Memorandum: Defendant appeals from a judgment convicting him, upon his plea of guilty, of criminal possession of a weapon in the second degree (Penal Law § 265.03 [3]). Defendant contends that his waiver of the right to appeal was not knowingly, voluntarily, and intelligently entered because Supreme Court did not expressly inform him that a successful appeal of the court’s adverse suppression determination would result in complete dismissal of the indictment. We reject that contention. It is well settled that “ ‘[n]o particular litany is required for an effective waiver of the right to appeal’ ” (People v Fisher, 94 AD3d 1435, 1435 [4th Dept 2012], lv denied 19 NY3d 973 [2012]; see People v Kemp, 94 NY2d 831, 833 [1999]).
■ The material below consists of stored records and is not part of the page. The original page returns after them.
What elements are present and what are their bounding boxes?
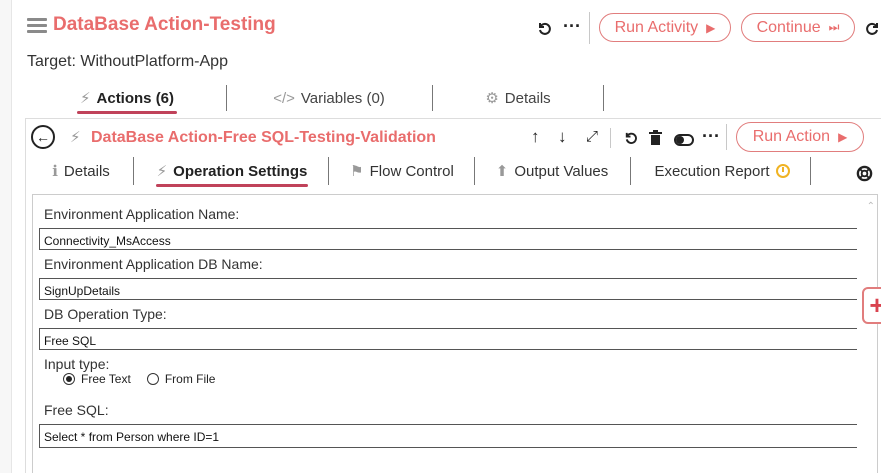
tab-label: Variables (0) [300, 89, 385, 107]
tab-operation-settings[interactable]: ⚡ Operation Settings [156, 157, 308, 187]
tab-divider [810, 157, 811, 185]
tab-divider [603, 85, 604, 111]
lightning-icon: ⚡ [156, 163, 168, 180]
continue-button[interactable]: Continue ⏭ [741, 13, 855, 42]
tab-label: Actions (6) [96, 89, 175, 107]
tab-output-values[interactable]: ⬆ Output Values [494, 157, 610, 185]
upload-icon: ⬆ [495, 163, 509, 180]
tab-label: Execution Report [654, 162, 770, 180]
add-panel-button[interactable]: + [862, 287, 881, 324]
lightning-icon: ⚡ [79, 90, 91, 107]
header-divider [589, 12, 590, 44]
env-app-db-label: Environment Application DB Name: [44, 256, 263, 272]
action-panel: ← ⚡ DataBase Action-Free SQL-Testing-Val… [25, 118, 881, 473]
tab-divider [226, 85, 227, 111]
tab-divider [328, 157, 329, 185]
env-app-name-label: Environment Application Name: [44, 206, 240, 222]
db-operation-type-select[interactable]: Free SQL [39, 328, 857, 350]
signpost-icon: ⚑ [350, 163, 364, 180]
tab-label: Operation Settings [173, 162, 308, 180]
tab-execution-report[interactable]: Execution Report [654, 157, 790, 185]
from-file-radio[interactable] [146, 373, 159, 385]
tab-variables[interactable]: </> Variables (0) [269, 85, 389, 111]
play-icon: ▶ [706, 20, 716, 35]
target-label: Target: WithoutPlatform-App [27, 53, 228, 70]
arrow-up-icon[interactable]: ↑ [531, 128, 540, 145]
skip-forward-icon: ⏭ [828, 20, 840, 34]
toggle-icon[interactable] [674, 131, 694, 149]
undo-icon[interactable] [623, 130, 638, 148]
clock-icon [775, 164, 790, 178]
tab-divider [474, 157, 475, 185]
expand-icon[interactable]: ⤢ [586, 129, 598, 144]
scroll-up-icon[interactable]: ⌃ [867, 201, 875, 212]
db-operation-type-label: DB Operation Type: [44, 306, 167, 322]
run-action-button[interactable]: Run Action ▶ [736, 122, 864, 152]
env-app-name-field[interactable]: Connectivity_MsAccess [39, 228, 857, 250]
tab-divider [630, 157, 631, 185]
menu-icon[interactable] [27, 18, 47, 34]
tab-details[interactable]: ℹ Details [48, 157, 114, 185]
tab-label: Output Values [514, 162, 609, 180]
more-icon[interactable]: ··· [563, 17, 581, 35]
run-activity-label: Run Activity [614, 18, 699, 36]
input-type-label: Input type: [44, 356, 110, 372]
run-activity-button[interactable]: Run Activity ▶ [599, 13, 731, 42]
play-icon: ▶ [838, 130, 848, 144]
action-header: ← ⚡ DataBase Action-Free SQL-Testing-Val… [26, 119, 881, 157]
tab-divider [133, 157, 134, 185]
continue-label: Continue [756, 18, 821, 36]
action-title: DataBase Action-Free SQL-Testing-Validat… [91, 129, 436, 146]
back-arrow-icon[interactable]: ← [31, 125, 55, 149]
tab-label: Details [63, 162, 110, 180]
activity-editor: DataBase Action-Testing ··· Run Activity… [15, 0, 881, 473]
from-file-label: From File [164, 372, 216, 386]
run-action-label: Run Action [752, 128, 831, 145]
free-sql-label: Free SQL: [44, 402, 109, 418]
refresh-icon[interactable] [865, 20, 881, 39]
free-text-label: Free Text [81, 372, 131, 386]
activity-header: DataBase Action-Testing ··· Run Activity… [15, 0, 881, 55]
left-panel-edge [0, 0, 12, 473]
undo-icon[interactable] [536, 20, 552, 39]
tab-label: Flow Control [369, 162, 454, 180]
activity-title: DataBase Action-Testing [53, 14, 276, 35]
tab-flow-control[interactable]: ⚑ Flow Control [348, 157, 456, 185]
delete-icon[interactable] [649, 130, 662, 148]
input-type-radio-group: Free Text From File [63, 372, 215, 386]
activity-tabs: ⚡ Actions (6) </> Variables (0) ⚙ Detail… [15, 85, 881, 114]
action-subtabs: ℹ Details ⚡ Operation Settings ⚑ Flow Co… [26, 157, 881, 187]
code-icon: </> [273, 89, 295, 107]
operation-settings-form: ⌃ Environment Application Name: Connecti… [32, 194, 878, 473]
env-app-db-field[interactable]: SignUpDetails [39, 278, 857, 300]
free-text-radio[interactable] [63, 373, 75, 385]
tab-details[interactable]: ⚙ Details [479, 85, 557, 111]
toolbar-divider [726, 124, 727, 150]
gear-icon: ⚙ [485, 90, 499, 107]
free-sql-textarea[interactable]: Select * from Person where ID=1 [39, 424, 857, 448]
info-icon: ℹ [52, 163, 58, 180]
tab-divider [432, 85, 433, 111]
arrow-down-icon[interactable]: ↓ [558, 128, 567, 145]
toolbar-divider [610, 128, 611, 148]
lightning-icon: ⚡ [70, 129, 81, 146]
more-icon[interactable]: ··· [702, 127, 720, 145]
help-lifebuoy-icon[interactable] [856, 165, 873, 185]
tab-label: Details [504, 89, 551, 107]
tab-actions[interactable]: ⚡ Actions (6) [77, 85, 177, 114]
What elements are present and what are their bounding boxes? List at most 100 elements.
We conclude that defendant’s responses during the plea colloquy and waiver colloquy establish that the waiver of the right to appeal was voluntarily, knowingly, and intelligently entered (see People v Griner, 50 AD3d 1557, 1558 [4th Dept 2008], lv denied 11 NY3d 737 [2008]). We further conclude that defendant’s valid waiver of the right to appeal encompasses his challenge to the court’s suppression ruling (see Kemp, 94 NY2d at 833; People v Graham, 140 AD3d 1686, 1687 [4th Dept 2016], lv denied 28 NY3d 930 [2016]).
Present—Whalen, P.J., Centra, DeJoseph, NeMoyer and Winslow, JJ.